Ian joined the Trust following the merger with Royal Brompton and Harefield NHS Foundation Trust. He joined Royal Brompton and Harefield in 2020 as a non-executive director.

He has been a senior executive with over 30 years' experience across the public and private sector. His previous roles include interim chief executive of the Government Property Agency, where he was asked by the Cabinet Office to set up and manage central Government's £3bn office, warehouse and science estate.

He was also a group property director of Kingfisher PLC where he set the strategy for their capital investment programme and retail distribution portfolio of 1,000 stores across ten countries. 
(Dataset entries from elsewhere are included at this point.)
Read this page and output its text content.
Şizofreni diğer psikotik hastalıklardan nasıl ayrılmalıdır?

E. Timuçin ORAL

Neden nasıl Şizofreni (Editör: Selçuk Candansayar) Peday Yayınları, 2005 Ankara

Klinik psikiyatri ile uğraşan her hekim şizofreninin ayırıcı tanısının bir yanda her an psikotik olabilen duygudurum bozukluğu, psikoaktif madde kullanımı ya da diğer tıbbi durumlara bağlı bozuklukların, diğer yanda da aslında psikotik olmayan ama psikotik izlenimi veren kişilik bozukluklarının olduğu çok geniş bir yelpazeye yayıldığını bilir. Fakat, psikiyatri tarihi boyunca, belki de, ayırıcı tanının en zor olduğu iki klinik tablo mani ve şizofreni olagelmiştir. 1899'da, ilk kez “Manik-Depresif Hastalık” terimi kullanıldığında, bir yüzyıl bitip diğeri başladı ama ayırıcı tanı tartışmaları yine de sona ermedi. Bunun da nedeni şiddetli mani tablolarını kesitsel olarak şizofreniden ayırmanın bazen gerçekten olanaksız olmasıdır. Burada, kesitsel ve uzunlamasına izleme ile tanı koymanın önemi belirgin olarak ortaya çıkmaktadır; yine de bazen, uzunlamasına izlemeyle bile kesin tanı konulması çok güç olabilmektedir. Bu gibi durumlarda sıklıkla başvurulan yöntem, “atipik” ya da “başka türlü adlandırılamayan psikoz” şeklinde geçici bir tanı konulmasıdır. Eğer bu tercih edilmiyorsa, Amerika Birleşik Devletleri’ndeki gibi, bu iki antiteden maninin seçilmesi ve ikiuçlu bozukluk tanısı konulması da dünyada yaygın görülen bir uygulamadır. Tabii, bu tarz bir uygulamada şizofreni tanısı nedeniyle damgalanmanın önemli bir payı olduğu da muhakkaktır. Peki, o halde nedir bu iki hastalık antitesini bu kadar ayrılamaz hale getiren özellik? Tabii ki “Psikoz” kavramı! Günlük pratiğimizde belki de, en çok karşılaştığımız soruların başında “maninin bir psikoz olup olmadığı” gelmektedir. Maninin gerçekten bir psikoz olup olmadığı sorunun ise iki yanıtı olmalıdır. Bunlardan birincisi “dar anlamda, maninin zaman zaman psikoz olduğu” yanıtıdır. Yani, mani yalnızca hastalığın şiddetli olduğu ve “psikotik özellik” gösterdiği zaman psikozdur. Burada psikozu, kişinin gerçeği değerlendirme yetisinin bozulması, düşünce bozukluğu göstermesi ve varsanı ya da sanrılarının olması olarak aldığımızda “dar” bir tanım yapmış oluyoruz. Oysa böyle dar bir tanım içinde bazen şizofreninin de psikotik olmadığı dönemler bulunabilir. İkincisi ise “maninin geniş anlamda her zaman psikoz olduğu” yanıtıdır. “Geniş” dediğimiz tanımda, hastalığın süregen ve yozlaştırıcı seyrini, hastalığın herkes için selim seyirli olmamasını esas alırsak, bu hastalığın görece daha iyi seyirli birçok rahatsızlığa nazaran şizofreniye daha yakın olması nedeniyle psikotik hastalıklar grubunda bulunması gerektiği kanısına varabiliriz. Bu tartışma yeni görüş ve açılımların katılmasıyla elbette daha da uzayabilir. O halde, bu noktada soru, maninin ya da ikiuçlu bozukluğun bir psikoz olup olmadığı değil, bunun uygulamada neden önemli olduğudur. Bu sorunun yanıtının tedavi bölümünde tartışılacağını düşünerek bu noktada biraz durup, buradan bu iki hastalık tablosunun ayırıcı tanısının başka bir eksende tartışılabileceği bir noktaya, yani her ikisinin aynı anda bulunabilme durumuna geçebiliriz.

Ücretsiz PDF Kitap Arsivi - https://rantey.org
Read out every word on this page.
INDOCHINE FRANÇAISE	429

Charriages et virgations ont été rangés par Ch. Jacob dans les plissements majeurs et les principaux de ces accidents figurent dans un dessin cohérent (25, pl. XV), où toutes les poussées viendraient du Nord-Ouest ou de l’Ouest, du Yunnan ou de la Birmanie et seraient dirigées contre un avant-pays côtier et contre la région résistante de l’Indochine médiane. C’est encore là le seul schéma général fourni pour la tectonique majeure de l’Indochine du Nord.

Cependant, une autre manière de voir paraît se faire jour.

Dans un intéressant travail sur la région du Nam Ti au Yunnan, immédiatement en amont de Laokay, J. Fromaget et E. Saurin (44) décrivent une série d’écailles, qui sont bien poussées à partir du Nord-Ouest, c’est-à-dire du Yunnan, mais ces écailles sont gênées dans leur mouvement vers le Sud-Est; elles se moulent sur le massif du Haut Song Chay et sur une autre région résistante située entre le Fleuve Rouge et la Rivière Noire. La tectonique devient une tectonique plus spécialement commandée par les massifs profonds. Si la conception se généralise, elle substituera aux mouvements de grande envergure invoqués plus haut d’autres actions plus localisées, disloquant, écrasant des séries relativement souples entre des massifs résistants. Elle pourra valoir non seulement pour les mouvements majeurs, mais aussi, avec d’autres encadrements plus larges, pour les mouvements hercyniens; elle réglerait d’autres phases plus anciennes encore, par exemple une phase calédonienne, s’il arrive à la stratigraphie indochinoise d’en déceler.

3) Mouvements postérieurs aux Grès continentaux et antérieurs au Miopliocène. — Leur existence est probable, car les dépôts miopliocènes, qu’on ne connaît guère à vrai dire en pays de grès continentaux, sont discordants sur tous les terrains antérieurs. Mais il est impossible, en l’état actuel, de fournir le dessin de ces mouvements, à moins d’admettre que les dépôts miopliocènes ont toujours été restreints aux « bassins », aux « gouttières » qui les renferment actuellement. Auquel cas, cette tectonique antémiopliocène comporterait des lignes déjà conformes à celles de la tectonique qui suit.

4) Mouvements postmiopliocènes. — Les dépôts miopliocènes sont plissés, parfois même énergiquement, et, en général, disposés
Ian has also been a member of the board of HM Courts and Tribunals Service and the Queen Victoria Hospital NHS Foundation Trust in East Grinstead.

Professor Shitij Kapur is the Vice-Chancellor and President of King’s College London. He returned to lead King’s in June 2021, following more than four years at the University of Melbourne, where he was Dean and Assistant Vice Chancellor (Health) for the Faculty of Medicine, Dentistry and Health Sciences and interim Deputy Vice Chancellor (International).

Shitij is well known at King’s having previously served, between 2007 to 2016, as Assistant Principal (Academic Performance), Dean and Head of School for the Institute of Psychiatry and the founding Executive Dean of the Institute of Psychiatry, Psychology and Neuroscience (IoPPN).

Shitij is a member of the College Council and also serves on the Governance and Nominations Committee, the Estates Strategy Committee, the Finance Committee, the Investment Subcommittee, the Governance & Nominations Committee, the Chairs' Committee and the Fellowships and Honorary Degrees Committee.

During his time in Melbourne, he significantly increased the educational footprint of the Faculty of Medicine, Dentistry and Health Sciences, introducing innovative models of learning, increasing both research income and impact, while doubling philanthropic support. In collaboration with colleagues across the university and medical research Institutes he was involved in creating the Centre for the Digital Transformation of Health and establishing the Aikenhead Centre for Medical Discovery. He Co-Chaired the Australian Million Minds Mission and during the Covid pandemic took a lead role in bringing together scholars from the Group of Eight Universities to deliver the ‘Roadmap to Recovery – a Report for the Nation’.

He graduated from the All India Institute of Medical Sciences in 1988. He went on to complete his residency training in Psychiatry at the University of Pittsburgh, and a Fellowship in Schizophrenia and a PhD in Neuroscience from the Institute of Medical Science, both at the University of Toronto.

Shitij is recognised worldwide for his own research on understanding psychosis and antipsychotic treatment – with over 300 papers, numerous presentations and an H-index of over a hundred. While at King’s he led NEWMEDS, an international consortium of scientists from 19 institutions from nine EU countries, which was one of the largest academic-industry research collaboration projects in its time.

He has received many awards and honorary fellowships including the honours of Distinguished Fellow of the American Psychiatric Association, Fellow of the Academy of Medical Sciences (UK), Fellow of the Academy of Health and Medical Sciences (Australia) and Fellow of King's College London. He has an Honorary Doctorate from the University of Copenhagen.